When I finally let him back in the condo, he needed time and wine to calm down – but c’mon, don’t you think this was funny? 

Another duty of a hearing spouse, or anyone who lives with you, is to identify a sound that we can’t quite make out, or tell what direction it’s coming from or, such as after I got a cochlear implant, sounds that I had forgotten or never heard before.

The poor hearing soul must put up with an unrelenting stream of “what’s that sound”, “is that a bird”, “is that coming from inside or outside”, and “is that a body noise?!” What’s worse is that we expect them to drop whatever they’re doing – immediately – and tell us what we want to know, because the sound is happening right now!

Then there’s the matter of the phone. I hear better on certain phones. I use two hearing aids for my left ear (not at the same time); one of them works best with our landline phone and if the phone rings and I’m not wearing the right hearing aid, I make the Hearing Husband answer it. He’s an excellent phone communicator, so why not reward his talent? I reward him by allowing him to make most of the phone calls.

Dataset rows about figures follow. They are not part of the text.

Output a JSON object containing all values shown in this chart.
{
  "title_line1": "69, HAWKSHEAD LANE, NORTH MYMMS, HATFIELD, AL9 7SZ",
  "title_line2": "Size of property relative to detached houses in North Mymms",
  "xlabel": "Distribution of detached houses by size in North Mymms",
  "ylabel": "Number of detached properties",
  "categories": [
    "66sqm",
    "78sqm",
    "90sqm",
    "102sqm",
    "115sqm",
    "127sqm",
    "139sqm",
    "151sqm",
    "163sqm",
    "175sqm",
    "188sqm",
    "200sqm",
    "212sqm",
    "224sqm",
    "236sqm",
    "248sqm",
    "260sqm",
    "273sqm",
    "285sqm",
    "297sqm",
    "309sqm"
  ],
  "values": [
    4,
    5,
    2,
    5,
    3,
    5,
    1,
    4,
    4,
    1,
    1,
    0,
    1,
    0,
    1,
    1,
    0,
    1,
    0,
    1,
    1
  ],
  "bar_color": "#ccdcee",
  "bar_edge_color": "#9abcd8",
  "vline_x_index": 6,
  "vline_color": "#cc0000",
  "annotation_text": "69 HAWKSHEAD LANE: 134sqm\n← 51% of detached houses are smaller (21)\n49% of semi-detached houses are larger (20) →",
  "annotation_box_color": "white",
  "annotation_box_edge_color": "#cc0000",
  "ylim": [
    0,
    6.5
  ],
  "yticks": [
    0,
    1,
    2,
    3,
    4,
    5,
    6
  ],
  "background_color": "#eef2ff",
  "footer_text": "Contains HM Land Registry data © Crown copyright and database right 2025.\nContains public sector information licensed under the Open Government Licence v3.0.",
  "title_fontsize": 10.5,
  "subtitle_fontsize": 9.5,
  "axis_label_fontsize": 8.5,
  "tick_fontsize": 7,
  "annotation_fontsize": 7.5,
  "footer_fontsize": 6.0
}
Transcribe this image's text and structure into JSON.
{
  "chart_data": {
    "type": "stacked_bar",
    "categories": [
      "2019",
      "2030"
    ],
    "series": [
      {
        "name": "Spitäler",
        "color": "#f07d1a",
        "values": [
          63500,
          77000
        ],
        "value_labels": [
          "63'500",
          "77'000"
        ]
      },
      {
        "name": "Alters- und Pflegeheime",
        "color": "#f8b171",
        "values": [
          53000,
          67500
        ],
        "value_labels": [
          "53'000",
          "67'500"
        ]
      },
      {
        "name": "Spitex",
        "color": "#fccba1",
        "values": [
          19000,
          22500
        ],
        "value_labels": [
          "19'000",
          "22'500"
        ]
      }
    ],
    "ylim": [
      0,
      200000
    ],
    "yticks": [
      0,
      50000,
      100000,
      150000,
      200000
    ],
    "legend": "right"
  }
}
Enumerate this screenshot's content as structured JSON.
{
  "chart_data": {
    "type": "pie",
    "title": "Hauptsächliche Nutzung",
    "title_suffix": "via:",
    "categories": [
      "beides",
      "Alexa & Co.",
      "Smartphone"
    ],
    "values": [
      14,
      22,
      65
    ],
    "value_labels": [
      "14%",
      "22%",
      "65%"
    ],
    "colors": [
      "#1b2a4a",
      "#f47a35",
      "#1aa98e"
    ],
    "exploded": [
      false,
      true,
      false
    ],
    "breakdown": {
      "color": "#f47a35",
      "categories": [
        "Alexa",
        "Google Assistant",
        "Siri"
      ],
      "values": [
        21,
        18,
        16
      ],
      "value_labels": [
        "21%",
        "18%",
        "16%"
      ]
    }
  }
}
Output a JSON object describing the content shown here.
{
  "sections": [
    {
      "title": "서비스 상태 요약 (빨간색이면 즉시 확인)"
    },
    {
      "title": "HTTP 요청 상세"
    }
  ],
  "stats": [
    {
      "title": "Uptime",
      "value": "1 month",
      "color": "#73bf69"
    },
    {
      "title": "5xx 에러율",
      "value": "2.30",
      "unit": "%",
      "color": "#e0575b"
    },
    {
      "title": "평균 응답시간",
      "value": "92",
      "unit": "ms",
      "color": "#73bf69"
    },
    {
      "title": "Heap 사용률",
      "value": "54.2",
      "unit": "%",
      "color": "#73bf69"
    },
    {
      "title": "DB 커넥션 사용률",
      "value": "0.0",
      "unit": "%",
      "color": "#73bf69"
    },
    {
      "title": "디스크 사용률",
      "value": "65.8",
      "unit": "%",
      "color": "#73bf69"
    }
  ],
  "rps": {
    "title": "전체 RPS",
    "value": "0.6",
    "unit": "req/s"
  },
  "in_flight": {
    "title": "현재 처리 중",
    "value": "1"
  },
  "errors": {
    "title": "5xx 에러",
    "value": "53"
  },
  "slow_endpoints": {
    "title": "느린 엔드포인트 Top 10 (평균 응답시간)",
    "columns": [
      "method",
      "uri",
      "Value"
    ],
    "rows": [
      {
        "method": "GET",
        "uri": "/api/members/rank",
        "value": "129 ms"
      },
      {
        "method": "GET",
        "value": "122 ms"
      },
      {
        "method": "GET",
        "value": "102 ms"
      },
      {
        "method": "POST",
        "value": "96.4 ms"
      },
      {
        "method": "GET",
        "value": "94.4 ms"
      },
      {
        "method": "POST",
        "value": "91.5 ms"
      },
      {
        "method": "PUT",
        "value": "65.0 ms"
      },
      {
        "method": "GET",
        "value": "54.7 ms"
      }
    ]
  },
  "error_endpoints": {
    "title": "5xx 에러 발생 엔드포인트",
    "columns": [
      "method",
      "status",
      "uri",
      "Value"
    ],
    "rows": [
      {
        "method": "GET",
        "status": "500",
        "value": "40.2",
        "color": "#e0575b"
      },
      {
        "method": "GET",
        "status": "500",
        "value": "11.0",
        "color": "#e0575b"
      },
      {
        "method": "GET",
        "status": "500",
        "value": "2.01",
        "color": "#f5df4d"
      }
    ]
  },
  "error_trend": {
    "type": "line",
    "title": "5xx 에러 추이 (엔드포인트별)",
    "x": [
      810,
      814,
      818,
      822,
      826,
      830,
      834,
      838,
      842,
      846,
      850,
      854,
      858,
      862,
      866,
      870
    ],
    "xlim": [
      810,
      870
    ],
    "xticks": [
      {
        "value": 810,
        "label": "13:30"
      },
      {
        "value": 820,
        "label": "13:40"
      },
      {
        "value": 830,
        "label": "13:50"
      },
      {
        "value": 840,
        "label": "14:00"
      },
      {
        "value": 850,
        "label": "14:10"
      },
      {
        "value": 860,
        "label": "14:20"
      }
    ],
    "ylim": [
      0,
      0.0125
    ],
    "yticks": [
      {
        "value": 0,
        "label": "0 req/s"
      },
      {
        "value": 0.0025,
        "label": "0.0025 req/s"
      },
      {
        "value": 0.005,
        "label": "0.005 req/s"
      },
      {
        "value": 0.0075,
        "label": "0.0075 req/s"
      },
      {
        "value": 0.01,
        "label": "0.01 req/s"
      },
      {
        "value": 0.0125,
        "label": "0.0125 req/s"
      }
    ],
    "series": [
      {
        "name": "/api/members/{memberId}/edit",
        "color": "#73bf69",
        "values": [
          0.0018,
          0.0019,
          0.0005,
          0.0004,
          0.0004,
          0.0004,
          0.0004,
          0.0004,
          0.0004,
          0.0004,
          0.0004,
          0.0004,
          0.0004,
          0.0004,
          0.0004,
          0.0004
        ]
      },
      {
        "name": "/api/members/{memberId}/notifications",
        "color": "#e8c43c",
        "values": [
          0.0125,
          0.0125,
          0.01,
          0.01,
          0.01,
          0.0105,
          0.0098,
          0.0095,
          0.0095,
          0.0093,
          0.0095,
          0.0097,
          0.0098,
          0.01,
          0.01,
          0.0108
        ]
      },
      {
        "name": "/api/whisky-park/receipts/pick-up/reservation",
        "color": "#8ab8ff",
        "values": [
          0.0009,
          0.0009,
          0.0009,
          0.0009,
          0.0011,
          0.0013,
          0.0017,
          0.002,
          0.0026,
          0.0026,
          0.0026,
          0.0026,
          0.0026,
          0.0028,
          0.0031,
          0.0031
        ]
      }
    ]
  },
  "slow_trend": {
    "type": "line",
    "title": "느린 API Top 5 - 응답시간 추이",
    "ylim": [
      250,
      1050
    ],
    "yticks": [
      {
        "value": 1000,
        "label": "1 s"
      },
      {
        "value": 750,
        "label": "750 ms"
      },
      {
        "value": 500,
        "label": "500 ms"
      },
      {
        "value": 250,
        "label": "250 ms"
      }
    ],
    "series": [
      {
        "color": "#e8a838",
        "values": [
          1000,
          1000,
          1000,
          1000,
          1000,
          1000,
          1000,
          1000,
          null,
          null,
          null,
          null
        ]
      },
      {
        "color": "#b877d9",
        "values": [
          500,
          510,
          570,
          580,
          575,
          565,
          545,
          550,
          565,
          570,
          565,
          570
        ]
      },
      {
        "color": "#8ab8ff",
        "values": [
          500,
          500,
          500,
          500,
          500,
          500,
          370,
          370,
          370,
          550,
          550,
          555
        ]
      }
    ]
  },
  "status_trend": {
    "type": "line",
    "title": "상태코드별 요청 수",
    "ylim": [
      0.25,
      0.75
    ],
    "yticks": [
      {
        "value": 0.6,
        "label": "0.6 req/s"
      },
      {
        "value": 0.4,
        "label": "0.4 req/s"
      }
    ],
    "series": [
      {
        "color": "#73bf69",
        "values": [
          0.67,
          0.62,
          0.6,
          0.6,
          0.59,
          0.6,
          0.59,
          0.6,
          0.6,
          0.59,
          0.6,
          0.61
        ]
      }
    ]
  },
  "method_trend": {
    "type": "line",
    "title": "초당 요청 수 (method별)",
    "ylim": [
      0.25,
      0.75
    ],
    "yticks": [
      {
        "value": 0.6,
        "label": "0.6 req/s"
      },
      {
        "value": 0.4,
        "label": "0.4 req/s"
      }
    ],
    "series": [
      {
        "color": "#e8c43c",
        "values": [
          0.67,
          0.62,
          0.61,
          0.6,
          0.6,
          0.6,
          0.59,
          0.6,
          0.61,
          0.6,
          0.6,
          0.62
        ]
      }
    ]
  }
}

We ask much of the hearing people in our lives – and we have to help them rise to the challenge. We let them know what we need and, as much as possible, forgive them when they are not perfect communicators. (Although there’s one transgression we can’t accept and that’s if they say ‘never mind’ to a requested repeat. This is usually the last straw before marriage counseling.)

If I were married to another person with hearing loss, he might have a deeper, more instinctive understanding of my needs. But then I wouldn’t have my tall and handsome Hearing Husband, who is extremely speechread-able with a deep clear voice, and who can identify the quietest of sounds.

I am grateful and happy to have this hearing person in my life. He is happy, too, and definitely not to be pitied.

About Gael Hannan

Gael Hannan is a writer, speaker and advocate on hearing loss issues. In addition to her weekly blog for HearingHealthMatters.org, which has an international following, Gael wrote the acclaimed book "The Way I Hear It: A Life with Hearing Loss". She is regularly invited to present her uniquely humorous and insightful work to appreciative audiences around the world. Gael has received many awards for her work, which includes advocacy for a more inclusive society for people with hearing loss. She lives with her husband on Vancouver Island, British Columbia, Canada.

9 Comments

  1. What a heartwarming essay . It’s so wonderful to have hearing allies! Most people are pretty lackluster or inconsistent at being supportive even when they love you so I treasure the few who really try

  2. Ages ago, my partner and I had just moved into a new condo on the second floor We didn’t have the key situation straightend out yet. He went to see the manager for something and got locked out. I fell asleep in the meantime. He tried calling, knocking and throwing things at the window. Finally, he went back to the office and told the story of how he couldn’t get in.He returned w the manager, and in the interim, I woke up, heard them at the door, and opened it. The manager thought he was crazy. He was doubly frustrated

  3. Such a wonderful description of the tribulations of a husband to a person with hearing loss! Fantastic article- Gael! You bring so much humor and honesty to your work!

  4. Special hugs to Doug aka the HH. MISS Both of You!! Lots of love Xoxoxo Cousin mip. Bob sends the same.

  5. Well, I have never read about a couple where the wife is deaf and the husband hearing – I never thought of feeling sorry for my husband – or that anyone else did either – mind you he had all kinds of jokes about me and my deafness – but he was the kinda guy who could tell jokes until the cows came home or sell ice to the indigenous lol. Will have to read your book now!

    1. Sarah, I think that’s a great idea. My book spends a lot of time (and humour) on this relationship!